I favor the end of salmon snagging not for biological reasons but because criminals who snag outside of legal areas give the fishing community a bad name. And snaggers definitely alter the relationship between boaters and shore anglers when snagging hooks damage boats.

But the biological reality is that snagging is focused on salmon about to die at the end of their spawning (though there is collateral damage with other species, too). When another angler texted in support of snagging, I told him he had better get organized because the push is moving forward to end snagging.
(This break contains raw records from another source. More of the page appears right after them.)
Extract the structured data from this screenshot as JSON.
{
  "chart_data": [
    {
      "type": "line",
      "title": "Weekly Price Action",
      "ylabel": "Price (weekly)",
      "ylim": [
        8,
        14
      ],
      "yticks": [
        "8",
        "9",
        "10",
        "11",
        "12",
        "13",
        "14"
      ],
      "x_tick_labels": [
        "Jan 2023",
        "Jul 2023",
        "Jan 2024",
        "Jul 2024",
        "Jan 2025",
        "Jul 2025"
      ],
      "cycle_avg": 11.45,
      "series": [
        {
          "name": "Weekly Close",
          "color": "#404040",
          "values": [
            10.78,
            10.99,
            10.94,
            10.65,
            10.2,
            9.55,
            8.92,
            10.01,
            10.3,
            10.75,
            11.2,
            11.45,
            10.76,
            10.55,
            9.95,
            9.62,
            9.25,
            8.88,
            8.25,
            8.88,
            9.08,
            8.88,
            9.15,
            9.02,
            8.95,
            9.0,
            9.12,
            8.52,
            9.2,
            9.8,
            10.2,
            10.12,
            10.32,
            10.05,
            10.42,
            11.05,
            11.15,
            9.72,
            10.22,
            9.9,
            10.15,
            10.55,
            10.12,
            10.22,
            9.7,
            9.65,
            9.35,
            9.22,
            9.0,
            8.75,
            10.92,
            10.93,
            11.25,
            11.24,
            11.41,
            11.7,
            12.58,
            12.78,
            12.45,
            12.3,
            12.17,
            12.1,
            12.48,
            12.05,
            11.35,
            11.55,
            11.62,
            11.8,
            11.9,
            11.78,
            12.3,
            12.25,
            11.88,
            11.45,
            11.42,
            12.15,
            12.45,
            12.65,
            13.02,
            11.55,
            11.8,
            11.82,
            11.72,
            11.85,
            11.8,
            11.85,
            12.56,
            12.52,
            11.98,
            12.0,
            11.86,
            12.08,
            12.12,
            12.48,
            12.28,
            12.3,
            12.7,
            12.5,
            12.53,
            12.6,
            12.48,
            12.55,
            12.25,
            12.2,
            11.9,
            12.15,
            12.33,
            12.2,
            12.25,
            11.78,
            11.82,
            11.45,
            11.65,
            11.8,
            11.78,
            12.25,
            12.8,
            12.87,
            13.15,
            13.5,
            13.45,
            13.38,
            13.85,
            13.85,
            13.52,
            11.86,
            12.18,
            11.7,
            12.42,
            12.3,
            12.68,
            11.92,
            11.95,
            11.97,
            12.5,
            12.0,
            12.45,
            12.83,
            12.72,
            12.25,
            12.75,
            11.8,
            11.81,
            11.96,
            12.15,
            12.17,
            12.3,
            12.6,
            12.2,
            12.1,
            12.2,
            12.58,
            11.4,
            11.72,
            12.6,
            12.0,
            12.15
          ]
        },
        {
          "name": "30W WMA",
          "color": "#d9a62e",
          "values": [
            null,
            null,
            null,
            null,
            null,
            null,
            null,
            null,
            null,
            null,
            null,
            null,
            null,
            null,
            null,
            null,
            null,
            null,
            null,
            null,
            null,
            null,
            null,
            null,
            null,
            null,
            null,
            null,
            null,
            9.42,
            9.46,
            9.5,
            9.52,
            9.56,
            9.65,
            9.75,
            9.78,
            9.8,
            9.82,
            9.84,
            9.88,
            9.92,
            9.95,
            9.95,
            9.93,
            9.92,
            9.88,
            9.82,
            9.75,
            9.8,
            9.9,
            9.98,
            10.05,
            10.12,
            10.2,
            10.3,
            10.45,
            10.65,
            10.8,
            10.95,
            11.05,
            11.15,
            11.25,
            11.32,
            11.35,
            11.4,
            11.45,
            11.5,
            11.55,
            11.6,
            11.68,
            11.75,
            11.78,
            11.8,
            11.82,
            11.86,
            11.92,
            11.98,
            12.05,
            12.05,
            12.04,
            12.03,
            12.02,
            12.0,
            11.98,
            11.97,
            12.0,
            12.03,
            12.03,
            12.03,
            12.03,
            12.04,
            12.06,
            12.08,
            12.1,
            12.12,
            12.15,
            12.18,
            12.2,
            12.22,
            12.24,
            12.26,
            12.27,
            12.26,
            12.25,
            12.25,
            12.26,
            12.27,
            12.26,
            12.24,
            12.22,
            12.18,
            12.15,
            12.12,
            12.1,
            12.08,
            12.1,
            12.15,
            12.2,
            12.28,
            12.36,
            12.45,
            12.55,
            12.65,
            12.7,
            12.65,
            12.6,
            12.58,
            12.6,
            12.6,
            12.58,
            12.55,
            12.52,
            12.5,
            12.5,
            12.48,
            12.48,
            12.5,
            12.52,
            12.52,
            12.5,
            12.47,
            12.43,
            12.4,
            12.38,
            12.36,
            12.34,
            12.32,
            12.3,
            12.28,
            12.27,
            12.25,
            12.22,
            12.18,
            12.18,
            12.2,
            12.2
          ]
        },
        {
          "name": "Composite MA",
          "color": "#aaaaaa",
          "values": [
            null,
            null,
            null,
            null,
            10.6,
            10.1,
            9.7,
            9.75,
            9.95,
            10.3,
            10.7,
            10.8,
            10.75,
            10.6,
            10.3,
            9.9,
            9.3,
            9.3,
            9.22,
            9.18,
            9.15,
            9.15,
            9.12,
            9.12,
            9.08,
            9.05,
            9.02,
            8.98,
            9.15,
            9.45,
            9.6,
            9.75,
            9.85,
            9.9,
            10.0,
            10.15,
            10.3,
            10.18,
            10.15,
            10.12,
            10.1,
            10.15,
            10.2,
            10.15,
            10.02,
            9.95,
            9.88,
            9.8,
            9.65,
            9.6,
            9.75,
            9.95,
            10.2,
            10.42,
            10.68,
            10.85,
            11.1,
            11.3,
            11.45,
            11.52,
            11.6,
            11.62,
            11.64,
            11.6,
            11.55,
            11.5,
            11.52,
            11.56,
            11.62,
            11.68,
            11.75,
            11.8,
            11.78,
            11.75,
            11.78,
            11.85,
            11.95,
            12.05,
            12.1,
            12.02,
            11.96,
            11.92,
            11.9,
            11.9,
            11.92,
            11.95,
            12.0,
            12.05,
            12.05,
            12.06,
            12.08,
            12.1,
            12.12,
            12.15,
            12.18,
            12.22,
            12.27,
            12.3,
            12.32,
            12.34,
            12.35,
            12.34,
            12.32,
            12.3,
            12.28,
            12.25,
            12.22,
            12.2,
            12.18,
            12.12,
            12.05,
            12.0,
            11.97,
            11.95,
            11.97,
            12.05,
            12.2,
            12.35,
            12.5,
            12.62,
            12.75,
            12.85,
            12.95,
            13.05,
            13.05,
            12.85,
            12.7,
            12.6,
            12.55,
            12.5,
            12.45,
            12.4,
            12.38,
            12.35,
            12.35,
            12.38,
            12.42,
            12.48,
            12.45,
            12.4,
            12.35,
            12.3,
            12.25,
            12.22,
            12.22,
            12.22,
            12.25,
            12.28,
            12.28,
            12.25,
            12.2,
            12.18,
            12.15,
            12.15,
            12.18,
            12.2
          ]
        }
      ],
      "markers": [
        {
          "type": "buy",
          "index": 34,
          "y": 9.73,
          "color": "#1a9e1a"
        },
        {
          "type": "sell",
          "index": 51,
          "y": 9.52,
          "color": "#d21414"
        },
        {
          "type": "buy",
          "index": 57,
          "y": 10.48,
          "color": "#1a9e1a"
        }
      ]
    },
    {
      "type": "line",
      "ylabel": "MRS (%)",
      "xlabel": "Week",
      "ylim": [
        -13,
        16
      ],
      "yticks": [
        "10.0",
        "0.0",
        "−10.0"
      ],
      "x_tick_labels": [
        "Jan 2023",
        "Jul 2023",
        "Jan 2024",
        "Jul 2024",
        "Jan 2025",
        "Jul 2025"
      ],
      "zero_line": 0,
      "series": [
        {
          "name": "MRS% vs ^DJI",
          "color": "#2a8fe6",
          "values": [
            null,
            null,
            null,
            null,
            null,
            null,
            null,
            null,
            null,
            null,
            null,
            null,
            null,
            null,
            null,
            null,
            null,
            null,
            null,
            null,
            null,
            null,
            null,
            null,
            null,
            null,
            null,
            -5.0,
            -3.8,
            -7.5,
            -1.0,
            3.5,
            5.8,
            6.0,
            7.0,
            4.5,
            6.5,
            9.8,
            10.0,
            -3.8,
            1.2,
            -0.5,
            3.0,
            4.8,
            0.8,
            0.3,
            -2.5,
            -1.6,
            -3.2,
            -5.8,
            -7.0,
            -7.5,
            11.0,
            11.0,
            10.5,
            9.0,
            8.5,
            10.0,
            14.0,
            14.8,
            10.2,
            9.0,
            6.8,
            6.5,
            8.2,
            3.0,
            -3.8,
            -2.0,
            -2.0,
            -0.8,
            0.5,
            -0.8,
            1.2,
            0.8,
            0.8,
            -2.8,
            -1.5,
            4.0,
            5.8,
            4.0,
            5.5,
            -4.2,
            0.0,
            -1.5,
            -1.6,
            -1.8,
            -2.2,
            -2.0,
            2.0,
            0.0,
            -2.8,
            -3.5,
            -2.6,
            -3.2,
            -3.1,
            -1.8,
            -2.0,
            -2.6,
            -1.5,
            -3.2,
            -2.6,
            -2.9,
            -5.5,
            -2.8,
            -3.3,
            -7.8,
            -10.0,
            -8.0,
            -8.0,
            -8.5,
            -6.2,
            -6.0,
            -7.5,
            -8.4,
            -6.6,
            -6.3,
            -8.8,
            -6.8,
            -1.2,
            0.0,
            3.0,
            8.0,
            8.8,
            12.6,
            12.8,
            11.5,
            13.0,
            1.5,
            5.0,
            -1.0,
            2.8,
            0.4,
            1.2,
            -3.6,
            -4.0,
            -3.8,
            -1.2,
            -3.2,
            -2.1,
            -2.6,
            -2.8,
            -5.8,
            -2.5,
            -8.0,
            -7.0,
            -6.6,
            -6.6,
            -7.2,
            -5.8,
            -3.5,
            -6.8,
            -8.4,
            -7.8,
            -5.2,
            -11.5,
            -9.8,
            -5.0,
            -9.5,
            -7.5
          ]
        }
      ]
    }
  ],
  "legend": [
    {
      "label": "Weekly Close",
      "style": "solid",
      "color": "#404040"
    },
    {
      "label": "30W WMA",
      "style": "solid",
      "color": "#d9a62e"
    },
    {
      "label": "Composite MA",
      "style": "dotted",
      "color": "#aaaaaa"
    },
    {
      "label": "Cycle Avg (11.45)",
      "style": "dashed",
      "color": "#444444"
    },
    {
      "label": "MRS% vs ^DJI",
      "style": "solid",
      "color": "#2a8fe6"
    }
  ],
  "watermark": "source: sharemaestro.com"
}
The fishing community is almost as varied as our native and introduced species.

Wild things

Squirrels do their fall nut thing, giving credence to a ubiquitous Snoop Dogg advertisement. . . . The migration of sandhill cranes seems behind, but Tom Jurich emailed Monday from Munster, Indiana, that 14 were southbound that morning. ‘‘No doubt en route to Jasper-Pulaski [Fish and Wildlife Area],’’ he wrote.

Stray cast

After last week, I dived into Jeanine Cummins’ ‘‘American Dirt’’ like I was learning to free-dive a shipwreck on Lake Michigan.